After joining Insider as its first Video Training Coordinator fellow back in the spring, one of my first tasks was to audit the editorial department’s onboarding process (this is the company’s biggest department). I was then asked to help build a team-specific workflow for the video side of the Insider newsroom, which is also part of editorial. Reviewing what we already had allowed me to consider what was missing on the individual level. I also realized during this process that the transformation of a new employee into a fully integrated, confident team member is essential to the effectiveness of a good onboarding program, which is why I made this central to my process.

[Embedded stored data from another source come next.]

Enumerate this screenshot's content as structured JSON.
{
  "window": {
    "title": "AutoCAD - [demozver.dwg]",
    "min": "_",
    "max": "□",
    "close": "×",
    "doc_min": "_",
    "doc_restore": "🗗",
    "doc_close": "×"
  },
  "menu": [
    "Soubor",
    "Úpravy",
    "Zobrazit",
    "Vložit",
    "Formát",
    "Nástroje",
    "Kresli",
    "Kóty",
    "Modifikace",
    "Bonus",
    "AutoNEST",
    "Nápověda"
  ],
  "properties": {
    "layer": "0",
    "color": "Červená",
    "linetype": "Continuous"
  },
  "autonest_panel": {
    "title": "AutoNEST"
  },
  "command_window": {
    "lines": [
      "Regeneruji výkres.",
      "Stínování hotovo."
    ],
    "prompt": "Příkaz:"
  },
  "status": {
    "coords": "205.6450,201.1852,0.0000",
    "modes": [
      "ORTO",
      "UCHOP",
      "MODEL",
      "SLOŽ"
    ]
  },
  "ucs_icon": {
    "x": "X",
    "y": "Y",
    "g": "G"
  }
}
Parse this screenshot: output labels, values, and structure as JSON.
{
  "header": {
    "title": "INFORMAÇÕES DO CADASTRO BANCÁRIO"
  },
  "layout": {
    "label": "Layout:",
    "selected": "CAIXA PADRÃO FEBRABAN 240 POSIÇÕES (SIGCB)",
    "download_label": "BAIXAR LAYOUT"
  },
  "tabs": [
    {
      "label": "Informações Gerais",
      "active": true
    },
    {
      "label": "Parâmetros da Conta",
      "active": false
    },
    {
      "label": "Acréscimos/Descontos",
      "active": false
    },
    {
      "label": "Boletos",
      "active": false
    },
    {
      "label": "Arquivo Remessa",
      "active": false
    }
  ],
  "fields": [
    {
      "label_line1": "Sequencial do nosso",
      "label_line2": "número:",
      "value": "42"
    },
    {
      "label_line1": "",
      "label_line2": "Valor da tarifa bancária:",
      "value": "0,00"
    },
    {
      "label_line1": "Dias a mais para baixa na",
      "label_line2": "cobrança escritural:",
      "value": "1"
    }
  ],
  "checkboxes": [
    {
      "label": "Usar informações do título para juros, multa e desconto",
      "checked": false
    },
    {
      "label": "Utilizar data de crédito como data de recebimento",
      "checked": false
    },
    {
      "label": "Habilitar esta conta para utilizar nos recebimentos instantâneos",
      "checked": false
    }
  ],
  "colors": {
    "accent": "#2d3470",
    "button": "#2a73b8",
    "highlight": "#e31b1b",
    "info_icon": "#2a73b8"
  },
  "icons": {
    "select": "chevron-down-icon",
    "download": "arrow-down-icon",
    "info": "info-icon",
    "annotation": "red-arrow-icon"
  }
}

The best team-specific onboardings prioritize introductions to the employee's new coworkers. It also makes very clear what an employee’s responsibilities will look like, and who they will feel comfortable working with. Teams that know how to work together are essential, especially on the newsroom's video side. For example, every series produced by our video staffers has its own team, so knowing the expectations of everyone in the small group and understanding how they all collaborate is crucial to delivering high-quality work.
At Insider, every team uses different organizational tools, systems, and procedures. These are the most important things to learn to do your job effectively.
As I began creating the onboarding curriculum for the video team, I made a checklist that helped me identify what a new hire on the video team would need to help get to know coworkers, understand their workflow, and deliver their assignments smoothly. That checklist included items like:
Talking to managers about the needs of their new hires
Identifying what team-specific resources the new hires would need, and how they’d used them (for example, project-management software like Asana)
Welcoming them to the team with introductory emails
Scheduling virtual coffee chats with all the members of their team
Creating an orientation video to introduce new hire to the video team and their goals
Scheduling check-in sessions with their specific manager as they onboard for any team-specific questions that may arise
Team-specific onboarding is just as important as company-wide onboarding because it provides a new employee with all the essential information they need to understand what will be required of them in their new role. Creating a more fine-tuned onboarding system for the video side of Insider has been valuable because it will allow new employees to be successfully integrated into the team without major trial and error.
And to help me with this process, I’ve created recorded workshops with team-specific information that will be placed and tracked on the video newsroom’s Google calendar. This gives us the flexibility to move any training around in the day, be considerate of different time zones, and allow new hires space to meet frequently in their first weeks with their manager and colleagues.
Now that virtual onboarding is commonplace, onboarding and training have become even easier to do. But just because onboarding is now often virtual, it doesn't mean that it should be any less personalized for each employee and team. A truly successful onboarding maintains genuine human interaction and makes sure it can meet each person's unique needs.